Fabiola Perez, owner of the company Top Klean Services Inc., cleans a clients home on Thursday, Nov 12, 2020 in Folsom. She said she lost 85% of her clients at the beginning of the coronavirus pandemic, but has recovered much of her business since.
Fabiola Perez, owner of the company Top Klean Services Inc., cleans a clients home on Thursday, Nov 12, 2020 in Folsom. She said she lost 85% of her clients at the beginning of the coronavirus pandemic, but has recovered much of her business since. pkitagaki@sacbee.com

The English version of this article is available here.

Fue a mediados de marzo cuando María Hernández, una limpiadora de casas en San Francisco, recibió una gran cantidad de mensajes de texto de sus clientes cancelando sus servicios semanales.

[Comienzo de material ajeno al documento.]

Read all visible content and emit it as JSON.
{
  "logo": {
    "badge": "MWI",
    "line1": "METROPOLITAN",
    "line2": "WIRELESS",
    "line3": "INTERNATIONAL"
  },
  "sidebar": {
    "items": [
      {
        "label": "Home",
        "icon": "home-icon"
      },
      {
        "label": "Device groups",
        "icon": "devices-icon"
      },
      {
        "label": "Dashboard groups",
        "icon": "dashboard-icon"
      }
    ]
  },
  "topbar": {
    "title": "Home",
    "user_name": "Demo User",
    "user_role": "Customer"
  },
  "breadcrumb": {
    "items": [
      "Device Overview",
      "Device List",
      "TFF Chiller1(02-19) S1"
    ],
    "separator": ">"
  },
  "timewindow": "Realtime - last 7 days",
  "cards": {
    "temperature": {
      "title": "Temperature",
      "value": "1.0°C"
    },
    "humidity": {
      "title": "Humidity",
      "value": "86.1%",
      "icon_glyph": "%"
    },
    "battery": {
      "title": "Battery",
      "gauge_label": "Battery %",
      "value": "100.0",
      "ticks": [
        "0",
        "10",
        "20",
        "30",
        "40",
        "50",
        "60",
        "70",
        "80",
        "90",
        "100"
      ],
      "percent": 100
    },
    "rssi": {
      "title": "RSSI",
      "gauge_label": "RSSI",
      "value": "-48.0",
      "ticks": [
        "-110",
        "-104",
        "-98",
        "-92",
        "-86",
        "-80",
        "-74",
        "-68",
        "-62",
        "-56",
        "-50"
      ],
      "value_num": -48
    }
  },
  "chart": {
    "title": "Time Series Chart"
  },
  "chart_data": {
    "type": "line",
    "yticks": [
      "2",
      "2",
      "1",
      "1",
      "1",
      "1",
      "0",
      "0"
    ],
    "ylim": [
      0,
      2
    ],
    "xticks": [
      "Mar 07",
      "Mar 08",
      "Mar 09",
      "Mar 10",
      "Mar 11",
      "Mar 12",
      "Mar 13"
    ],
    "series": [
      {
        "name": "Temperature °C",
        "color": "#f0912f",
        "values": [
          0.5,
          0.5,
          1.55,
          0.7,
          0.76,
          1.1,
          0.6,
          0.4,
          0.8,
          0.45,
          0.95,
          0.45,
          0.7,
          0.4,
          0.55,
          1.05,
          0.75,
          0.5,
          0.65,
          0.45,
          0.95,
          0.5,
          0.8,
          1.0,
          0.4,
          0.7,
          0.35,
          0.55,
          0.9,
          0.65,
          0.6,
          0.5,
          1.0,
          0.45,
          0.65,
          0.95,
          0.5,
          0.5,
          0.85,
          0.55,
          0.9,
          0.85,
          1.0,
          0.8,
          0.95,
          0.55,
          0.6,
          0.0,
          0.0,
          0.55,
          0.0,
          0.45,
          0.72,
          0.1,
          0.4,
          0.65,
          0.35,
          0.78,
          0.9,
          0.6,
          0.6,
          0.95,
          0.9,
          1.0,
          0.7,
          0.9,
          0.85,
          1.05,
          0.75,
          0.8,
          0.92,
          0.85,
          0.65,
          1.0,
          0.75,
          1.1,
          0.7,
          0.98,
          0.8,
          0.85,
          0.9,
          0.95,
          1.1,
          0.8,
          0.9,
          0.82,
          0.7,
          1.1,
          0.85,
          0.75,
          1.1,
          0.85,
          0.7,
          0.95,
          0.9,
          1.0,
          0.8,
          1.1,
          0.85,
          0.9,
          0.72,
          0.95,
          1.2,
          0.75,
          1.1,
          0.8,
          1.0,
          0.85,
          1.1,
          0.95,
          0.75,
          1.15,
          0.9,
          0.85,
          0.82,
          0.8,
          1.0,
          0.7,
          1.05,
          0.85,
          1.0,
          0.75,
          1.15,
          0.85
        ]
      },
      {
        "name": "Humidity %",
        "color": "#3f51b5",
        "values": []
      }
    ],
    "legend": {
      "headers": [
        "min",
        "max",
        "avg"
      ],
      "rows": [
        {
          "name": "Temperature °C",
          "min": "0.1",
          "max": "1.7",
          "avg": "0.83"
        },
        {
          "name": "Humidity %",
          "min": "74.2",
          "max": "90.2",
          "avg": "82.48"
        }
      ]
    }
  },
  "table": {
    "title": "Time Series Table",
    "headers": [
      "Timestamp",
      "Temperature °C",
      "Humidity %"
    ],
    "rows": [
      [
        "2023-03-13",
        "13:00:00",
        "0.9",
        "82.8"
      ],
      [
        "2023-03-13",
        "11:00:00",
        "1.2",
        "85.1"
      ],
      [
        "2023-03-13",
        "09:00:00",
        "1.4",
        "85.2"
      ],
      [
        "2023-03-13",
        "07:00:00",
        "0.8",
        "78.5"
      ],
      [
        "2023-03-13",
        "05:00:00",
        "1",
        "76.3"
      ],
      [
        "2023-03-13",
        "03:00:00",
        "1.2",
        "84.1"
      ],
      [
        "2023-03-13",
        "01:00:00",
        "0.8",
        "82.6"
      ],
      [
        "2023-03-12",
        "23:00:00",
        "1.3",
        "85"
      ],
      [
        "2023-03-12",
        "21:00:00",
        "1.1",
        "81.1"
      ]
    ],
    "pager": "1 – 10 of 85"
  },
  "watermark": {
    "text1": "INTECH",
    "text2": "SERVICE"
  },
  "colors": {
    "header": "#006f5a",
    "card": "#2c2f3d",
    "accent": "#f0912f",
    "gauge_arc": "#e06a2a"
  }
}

Las notificaciones llegaron un día antes de que el gobernador Gavin Newsom emitiera una orden de quedarse en casa en todo el estado para detener la propagación del COVID-19, y casi una semana después de que la Organización Mundial de la Salud clasificara al COVID-19 como una pandemia.

Sin clientes y sin ahorros, la madre soltera indocumentada de tres hijos depende de los bancos de alimentos locales para comer. Ha recibido ayuda financiera de organizaciones sin fines de lucro como la Alianza Nacional para Trabajadores Domésticos y ha accedido a la asistencia en caso de crisis del Mission Asset Fund para inmigrantes no autorizados.

Hernández se encuentra entre los miles de trabajadores domésticos, incluidos amas de llaves, niñeras y asistentes de salud, en California afectados por la recesión económica de la pandemia.

California considera a los trabajadores domésticos como “trabajadores esenciales” a los efectos de la pandemia. Sin embargo, las amas de llaves y otras personas son tratadas como “invisibles,” que no son prominentes en la conversación pública sobre los trabajos a proteger, dijo Rocío Avila, asesora principal de derecho laboral y directora de políticas estatales de la Alianza Nacional de Trabajadoras del Hogar.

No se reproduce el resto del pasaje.